Jean-Marc Anciaux (ING): Treasury in 2021: Challenges of the “New” Treasury
Jean-Marc Anciaux, Head of Group Treasury ING Luxembourg and ING Group Global Head Collateral Management & Repo explains how increased regulation has created a more central role to be played by treasuries since the 2008 financial crisis and reveals how ING is striving to enhance the efficiency of its treasury activities.
What is an efficient Treasury organization in 2021?
The need for a unique treasury organisation that efficiently support clients and manages the risks induced by their activities arises from the very different legal status and different balance sheet compositions of banks located in Luxembourg. As part of large banking groups outside the Duchy, some banks are also considered systemic by the EBA. That automatically means more regulatory obligations (not to mention additional capital buffer requirements). While every treasury organization will need different competencies and different people, they always need to act as a single team. No silos, please!
What has changed?
It was vital to acquire new competencies to stay tuned to the rapidly evolving regulatory environment following the 2008 financial crisis. The “old treasury” only managed cash balances and the interest rate (IR) risk.
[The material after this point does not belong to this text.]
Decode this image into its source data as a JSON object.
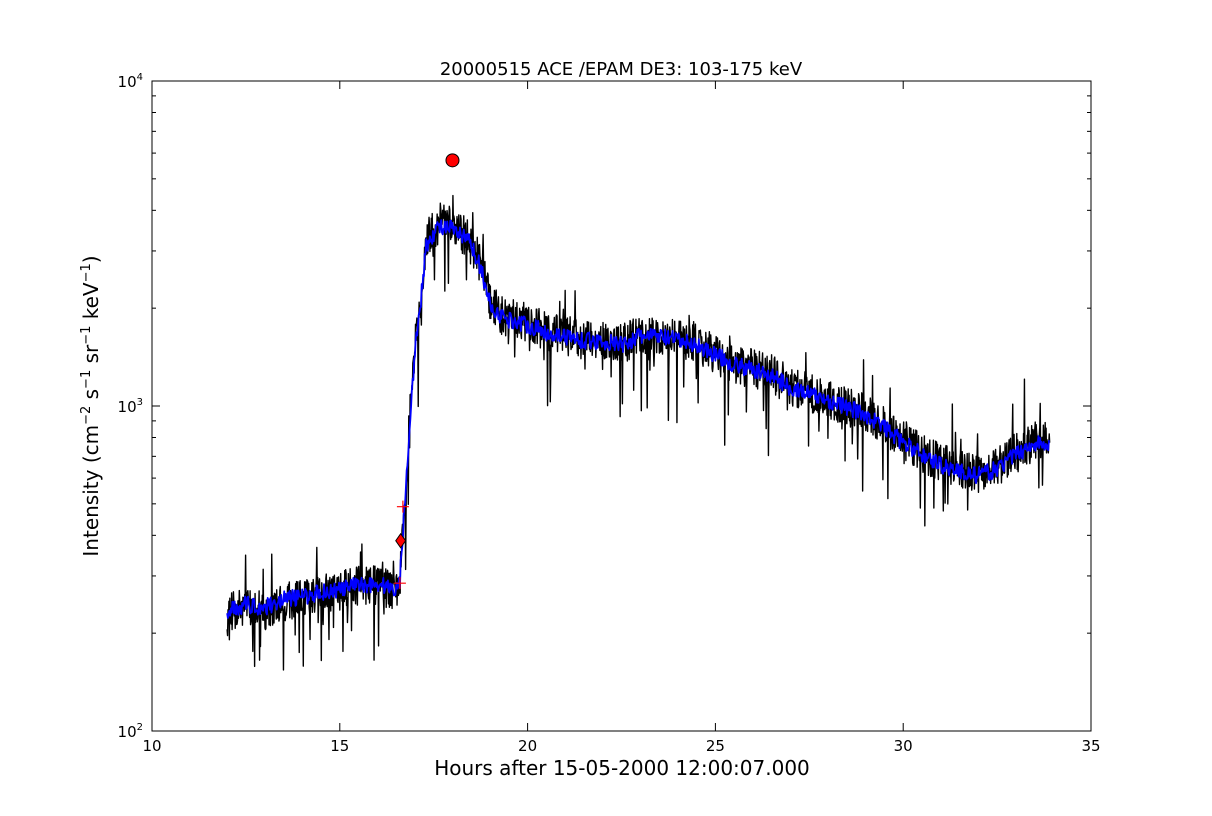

The “new treasury” needs not only to deliver its previous activities but must also respect a robust internal and regulatory liquidity framework. This enhanced risk and governance (ILAAP, ICAAP) have had to become part of the treasury DNA. Balance sheet composition is suddenly key to a better assessment of the liquidity position and adherence to regulatory liquidity metrics (LCR, NSFR). IR risk is no longer only measuring exposure to financial markets, it now also incorporates some stress testing, tightly linked to capital requirements. The implementation of IRRBB is a very technical regulatory requirement requiring new skills and dedication.
What has ING implemented to be efficient?
ING decided three years ago to bring liquidity management, ALM, interest rate management and capital management, throughout the Group, under a single umbrella reporting to the CFO. Such a structure addresses the way core financial matters are more inter-linked than previously. Our goals are threefold: to support our client’s activity and be competitive; to minimize the costs of the capital and liquidity structure and to maximize and stabilize bank P&L by transforming interest rate and liquidity risks. We strive to have a clear dashboard of all metrics (liquidity, solvency and leverage). This ensures ING supports its clients’ activities according to detailed dynamic plans that show expected business developments per product for up to three years. IRRBB forces the treasurer to consider other stressed scenarios that go well beyond the traditional outright BPV (basis point value) and rotation risk. The treasury role is no longer limited to following ECB policy, now the treasurer must also be sensitive to ECB prudential side developments. This enables Group Treasury to establish its funding plans to ensure all regulatory requirements are met in normal and stressed scenarios.